L’Europe s’apprête à interdire les miniatures plastiques de moins de 100 ml dans l’hôtellerie, horizon 2027–2030. Face à cette échéance, la majorité des établissements se tourne vers le re-remplissage de flacons grands formats. Le geste paraît logique, économique, écologique. Il est en réalité le plus risqué des choix possibles, et potentiellement le plus coûteux.

UN GESTE BANAL, UNE RESPONSABILITÉ INDUSTRIELLE
Quand le transvasement fait de l’hôtelier un fabricant
Le Règlement européen (CE) n°1223/2009 encadre les produits cosmétiques avec une rigueur comparable à celle de l’industrie agroalimentaire. Dès lors qu’un hôtelier transvase un produit d’un bidon vers un distributeur, il entre dans le champ d’application de ce texte et devient, au sens réglementaire, un acteur de la chaîne de fabrication. Or, les obligations qui en découlent – traçabilité par numéro de lot, étiquetage conforme, conditions de remplissage aseptisées – relèvent d’un environnement industriel, et non d’un office d’étage.
Aucun hôtel ne dispose de protocoles de nettoyage validés, de registres de lots tenus à jour, ni d’espaces dédiés répondant aux normes microbiologiques exigés. Chaque flacon rempli sans numéro de lot identifié, sans étiquetage à jour et sans fiche de traçabilité constitue une non-conformité immédiate.
Ce risque n’est pas théorique. Un simple résidu d’eau au fond d’un distributeur suffit à créer un biofilm bactérien. Le mélange de deux lots successifs dans un contenant incomplètement vidé crée une zone grise microbiologique impossible à tracer. « En cas de réaction cutanée d’un client, l’établissement doit pouvoir prouver la conformité du produit », explique Marie-Paule Leblanc-Péru. Sans traçabilité, la responsabilité juridique repose intégralement sur l’hôtelier, sans recours possible envers le fabricant.
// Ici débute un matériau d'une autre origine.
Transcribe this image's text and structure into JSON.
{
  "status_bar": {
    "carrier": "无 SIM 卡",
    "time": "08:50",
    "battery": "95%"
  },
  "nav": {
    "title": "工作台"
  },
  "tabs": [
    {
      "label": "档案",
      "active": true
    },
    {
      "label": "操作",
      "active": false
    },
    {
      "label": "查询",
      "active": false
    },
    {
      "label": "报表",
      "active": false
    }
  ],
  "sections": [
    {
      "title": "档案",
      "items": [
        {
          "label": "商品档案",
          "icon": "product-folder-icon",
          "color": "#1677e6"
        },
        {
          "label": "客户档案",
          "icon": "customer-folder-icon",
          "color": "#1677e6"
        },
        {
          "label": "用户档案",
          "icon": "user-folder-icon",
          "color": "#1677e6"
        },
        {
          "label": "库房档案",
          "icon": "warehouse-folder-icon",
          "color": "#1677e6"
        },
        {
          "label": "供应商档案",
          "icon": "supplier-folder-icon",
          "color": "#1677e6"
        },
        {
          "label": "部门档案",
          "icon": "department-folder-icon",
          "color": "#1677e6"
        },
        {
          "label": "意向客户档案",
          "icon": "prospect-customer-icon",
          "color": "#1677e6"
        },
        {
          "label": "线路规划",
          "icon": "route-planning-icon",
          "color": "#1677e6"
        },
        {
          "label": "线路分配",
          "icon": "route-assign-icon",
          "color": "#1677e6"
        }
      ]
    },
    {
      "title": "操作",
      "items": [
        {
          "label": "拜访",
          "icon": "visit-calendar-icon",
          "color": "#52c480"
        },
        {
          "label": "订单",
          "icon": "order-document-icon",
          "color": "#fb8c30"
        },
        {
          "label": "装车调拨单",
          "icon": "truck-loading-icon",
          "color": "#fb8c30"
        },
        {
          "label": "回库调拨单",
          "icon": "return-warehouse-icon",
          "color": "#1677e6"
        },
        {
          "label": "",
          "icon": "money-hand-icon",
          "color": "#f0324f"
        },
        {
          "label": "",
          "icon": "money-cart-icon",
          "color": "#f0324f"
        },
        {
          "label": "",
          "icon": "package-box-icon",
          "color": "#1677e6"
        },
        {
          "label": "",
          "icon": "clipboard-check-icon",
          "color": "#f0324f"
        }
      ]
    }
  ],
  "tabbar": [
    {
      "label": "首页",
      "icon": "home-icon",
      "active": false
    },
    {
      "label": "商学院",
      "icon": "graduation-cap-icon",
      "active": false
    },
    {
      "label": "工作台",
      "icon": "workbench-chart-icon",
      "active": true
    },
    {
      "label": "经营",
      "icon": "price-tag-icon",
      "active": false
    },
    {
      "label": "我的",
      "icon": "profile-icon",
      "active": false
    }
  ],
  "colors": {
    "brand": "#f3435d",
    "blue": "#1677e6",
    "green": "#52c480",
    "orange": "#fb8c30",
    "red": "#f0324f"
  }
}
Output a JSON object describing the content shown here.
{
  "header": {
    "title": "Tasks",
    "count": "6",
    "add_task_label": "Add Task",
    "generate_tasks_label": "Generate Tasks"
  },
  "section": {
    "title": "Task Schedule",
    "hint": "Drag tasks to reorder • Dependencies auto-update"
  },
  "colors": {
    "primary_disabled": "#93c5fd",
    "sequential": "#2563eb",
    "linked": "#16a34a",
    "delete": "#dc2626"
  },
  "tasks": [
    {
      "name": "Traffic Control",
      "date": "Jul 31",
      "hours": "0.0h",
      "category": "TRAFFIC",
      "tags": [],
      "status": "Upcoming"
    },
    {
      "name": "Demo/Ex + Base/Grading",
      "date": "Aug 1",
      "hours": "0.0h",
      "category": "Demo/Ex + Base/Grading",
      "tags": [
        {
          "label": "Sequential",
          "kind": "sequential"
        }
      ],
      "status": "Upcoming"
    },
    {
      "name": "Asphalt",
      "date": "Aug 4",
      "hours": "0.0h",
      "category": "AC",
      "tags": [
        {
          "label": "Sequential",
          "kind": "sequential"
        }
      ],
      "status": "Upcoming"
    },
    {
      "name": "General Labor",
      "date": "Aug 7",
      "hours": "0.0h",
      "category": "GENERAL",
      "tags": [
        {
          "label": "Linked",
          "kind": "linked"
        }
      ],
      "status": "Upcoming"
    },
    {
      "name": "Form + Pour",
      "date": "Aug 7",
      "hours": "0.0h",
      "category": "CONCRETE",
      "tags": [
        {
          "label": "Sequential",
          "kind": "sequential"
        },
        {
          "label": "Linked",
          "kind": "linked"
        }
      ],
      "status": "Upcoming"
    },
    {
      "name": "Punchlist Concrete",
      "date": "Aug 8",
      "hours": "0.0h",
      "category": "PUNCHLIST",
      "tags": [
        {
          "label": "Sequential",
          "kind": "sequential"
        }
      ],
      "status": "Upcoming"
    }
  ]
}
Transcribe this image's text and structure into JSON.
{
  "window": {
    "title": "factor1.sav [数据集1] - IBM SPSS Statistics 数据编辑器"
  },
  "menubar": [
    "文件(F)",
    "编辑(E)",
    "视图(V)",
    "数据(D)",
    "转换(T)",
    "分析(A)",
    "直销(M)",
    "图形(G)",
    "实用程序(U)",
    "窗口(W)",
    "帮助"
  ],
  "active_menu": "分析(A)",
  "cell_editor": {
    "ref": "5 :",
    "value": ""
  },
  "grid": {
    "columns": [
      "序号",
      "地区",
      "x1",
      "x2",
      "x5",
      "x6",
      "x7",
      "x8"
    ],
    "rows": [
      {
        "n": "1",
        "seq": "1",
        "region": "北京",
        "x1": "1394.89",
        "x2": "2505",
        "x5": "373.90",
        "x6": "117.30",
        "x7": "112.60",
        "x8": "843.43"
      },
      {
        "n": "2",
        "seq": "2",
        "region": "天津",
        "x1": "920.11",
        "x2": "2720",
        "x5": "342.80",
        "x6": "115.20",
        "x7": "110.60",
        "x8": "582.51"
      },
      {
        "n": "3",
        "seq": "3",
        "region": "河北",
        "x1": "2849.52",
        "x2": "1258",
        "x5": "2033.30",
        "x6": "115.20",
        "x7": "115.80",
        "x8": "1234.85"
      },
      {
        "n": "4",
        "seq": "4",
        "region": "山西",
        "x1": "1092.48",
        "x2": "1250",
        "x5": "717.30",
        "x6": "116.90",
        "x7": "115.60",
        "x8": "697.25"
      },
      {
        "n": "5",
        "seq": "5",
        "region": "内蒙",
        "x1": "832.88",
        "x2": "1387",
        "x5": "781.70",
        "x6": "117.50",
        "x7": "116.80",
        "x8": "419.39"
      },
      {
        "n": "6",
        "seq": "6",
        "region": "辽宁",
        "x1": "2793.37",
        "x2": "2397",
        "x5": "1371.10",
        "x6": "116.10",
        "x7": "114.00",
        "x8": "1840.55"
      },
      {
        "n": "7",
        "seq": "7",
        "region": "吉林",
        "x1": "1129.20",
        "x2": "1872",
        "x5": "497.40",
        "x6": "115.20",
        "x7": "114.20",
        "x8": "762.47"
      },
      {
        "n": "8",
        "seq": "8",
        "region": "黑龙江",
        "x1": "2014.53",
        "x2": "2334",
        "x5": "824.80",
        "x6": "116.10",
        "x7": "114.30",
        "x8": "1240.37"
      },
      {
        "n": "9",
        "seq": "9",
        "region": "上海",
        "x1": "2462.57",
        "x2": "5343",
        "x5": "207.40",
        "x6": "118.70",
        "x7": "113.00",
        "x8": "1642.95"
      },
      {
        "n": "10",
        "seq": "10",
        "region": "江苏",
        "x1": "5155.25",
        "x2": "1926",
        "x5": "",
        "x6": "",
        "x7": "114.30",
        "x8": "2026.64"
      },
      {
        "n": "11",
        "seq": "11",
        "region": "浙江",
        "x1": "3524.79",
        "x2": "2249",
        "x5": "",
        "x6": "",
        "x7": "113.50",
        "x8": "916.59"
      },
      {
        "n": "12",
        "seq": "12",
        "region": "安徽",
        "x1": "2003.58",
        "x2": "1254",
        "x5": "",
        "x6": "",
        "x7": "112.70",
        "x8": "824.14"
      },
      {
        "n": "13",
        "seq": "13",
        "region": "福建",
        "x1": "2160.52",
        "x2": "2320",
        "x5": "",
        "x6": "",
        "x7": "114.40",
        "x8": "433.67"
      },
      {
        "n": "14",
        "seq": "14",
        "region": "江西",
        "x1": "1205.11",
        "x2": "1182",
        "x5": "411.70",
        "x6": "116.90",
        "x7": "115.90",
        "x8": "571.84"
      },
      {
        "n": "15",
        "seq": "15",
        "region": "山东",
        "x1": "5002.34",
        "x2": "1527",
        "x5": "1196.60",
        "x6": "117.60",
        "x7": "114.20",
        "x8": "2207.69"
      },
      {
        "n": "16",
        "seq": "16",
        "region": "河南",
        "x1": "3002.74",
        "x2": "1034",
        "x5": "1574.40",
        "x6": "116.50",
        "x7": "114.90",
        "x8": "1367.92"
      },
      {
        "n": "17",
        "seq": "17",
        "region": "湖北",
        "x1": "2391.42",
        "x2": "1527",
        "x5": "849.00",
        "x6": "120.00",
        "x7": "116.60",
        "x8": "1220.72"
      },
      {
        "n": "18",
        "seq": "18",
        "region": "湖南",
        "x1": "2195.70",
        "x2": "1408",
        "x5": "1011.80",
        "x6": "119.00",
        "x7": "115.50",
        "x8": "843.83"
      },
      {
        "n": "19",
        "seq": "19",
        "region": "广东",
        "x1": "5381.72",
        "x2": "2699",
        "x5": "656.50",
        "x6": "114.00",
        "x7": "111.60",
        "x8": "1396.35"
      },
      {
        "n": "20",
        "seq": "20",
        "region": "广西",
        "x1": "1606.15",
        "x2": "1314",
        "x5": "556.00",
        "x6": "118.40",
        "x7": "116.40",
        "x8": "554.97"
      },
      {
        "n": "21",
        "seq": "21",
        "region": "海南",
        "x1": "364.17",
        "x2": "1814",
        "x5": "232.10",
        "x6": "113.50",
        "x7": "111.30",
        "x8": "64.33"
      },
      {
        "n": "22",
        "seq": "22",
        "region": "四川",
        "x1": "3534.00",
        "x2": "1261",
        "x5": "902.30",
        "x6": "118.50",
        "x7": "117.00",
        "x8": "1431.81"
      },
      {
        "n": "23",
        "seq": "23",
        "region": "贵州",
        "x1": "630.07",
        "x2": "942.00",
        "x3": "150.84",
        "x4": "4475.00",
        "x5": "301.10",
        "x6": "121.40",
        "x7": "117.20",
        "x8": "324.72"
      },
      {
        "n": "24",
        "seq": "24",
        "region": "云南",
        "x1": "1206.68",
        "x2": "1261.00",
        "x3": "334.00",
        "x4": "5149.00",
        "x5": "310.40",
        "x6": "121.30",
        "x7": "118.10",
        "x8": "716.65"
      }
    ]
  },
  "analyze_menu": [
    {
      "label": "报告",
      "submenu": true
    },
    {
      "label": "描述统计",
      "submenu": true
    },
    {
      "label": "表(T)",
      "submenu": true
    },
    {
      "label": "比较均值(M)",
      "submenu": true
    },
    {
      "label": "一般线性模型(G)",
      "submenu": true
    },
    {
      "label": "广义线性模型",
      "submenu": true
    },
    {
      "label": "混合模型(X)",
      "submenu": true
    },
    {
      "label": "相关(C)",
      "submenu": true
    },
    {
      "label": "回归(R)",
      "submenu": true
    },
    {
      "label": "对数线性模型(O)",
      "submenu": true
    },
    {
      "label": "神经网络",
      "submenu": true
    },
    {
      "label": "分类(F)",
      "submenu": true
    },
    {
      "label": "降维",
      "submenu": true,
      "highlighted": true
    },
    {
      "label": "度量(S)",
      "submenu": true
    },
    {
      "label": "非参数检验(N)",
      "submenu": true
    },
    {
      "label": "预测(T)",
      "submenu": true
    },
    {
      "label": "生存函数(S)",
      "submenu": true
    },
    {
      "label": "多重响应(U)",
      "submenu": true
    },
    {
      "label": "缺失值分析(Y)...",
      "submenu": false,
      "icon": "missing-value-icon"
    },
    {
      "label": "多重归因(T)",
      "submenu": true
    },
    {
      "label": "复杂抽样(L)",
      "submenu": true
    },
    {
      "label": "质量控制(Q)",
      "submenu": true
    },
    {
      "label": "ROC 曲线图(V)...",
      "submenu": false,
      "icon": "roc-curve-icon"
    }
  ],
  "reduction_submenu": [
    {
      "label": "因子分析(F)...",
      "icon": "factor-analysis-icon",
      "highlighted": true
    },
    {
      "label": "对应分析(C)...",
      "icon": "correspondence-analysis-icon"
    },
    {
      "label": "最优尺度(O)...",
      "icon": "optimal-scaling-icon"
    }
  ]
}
« Hôteliers, re-remplir vos flacons semble écologique.
La réglementation cosmétique dit le contraire. »
MARIE-PAULE LEBANC-PÉRU
Présidente de Spa-A
L’ILLUSION ÉCONOMIQUE ET ÉCOLOGIQUE
Des coûts cachés, un bilan carbone surévalué
Au-delà des risques sanitaires et juridiques, l’argument économique du re-remplissage résiste mal à l’analyse. Les bidons de cinq litres, lourds et encombrants, augmentent la charge physique des équipes d’étage. Les coulures, les salissures et les nettoyages induits par chaque transvasement s’ajoutent au temps de travail. Les distributeurs tachés dégradent la perception de la propreté, ce qui envoie un signal négatif au client, alors que l’expérience sensorielle devrait contribuer à la valeur perçue du séjour.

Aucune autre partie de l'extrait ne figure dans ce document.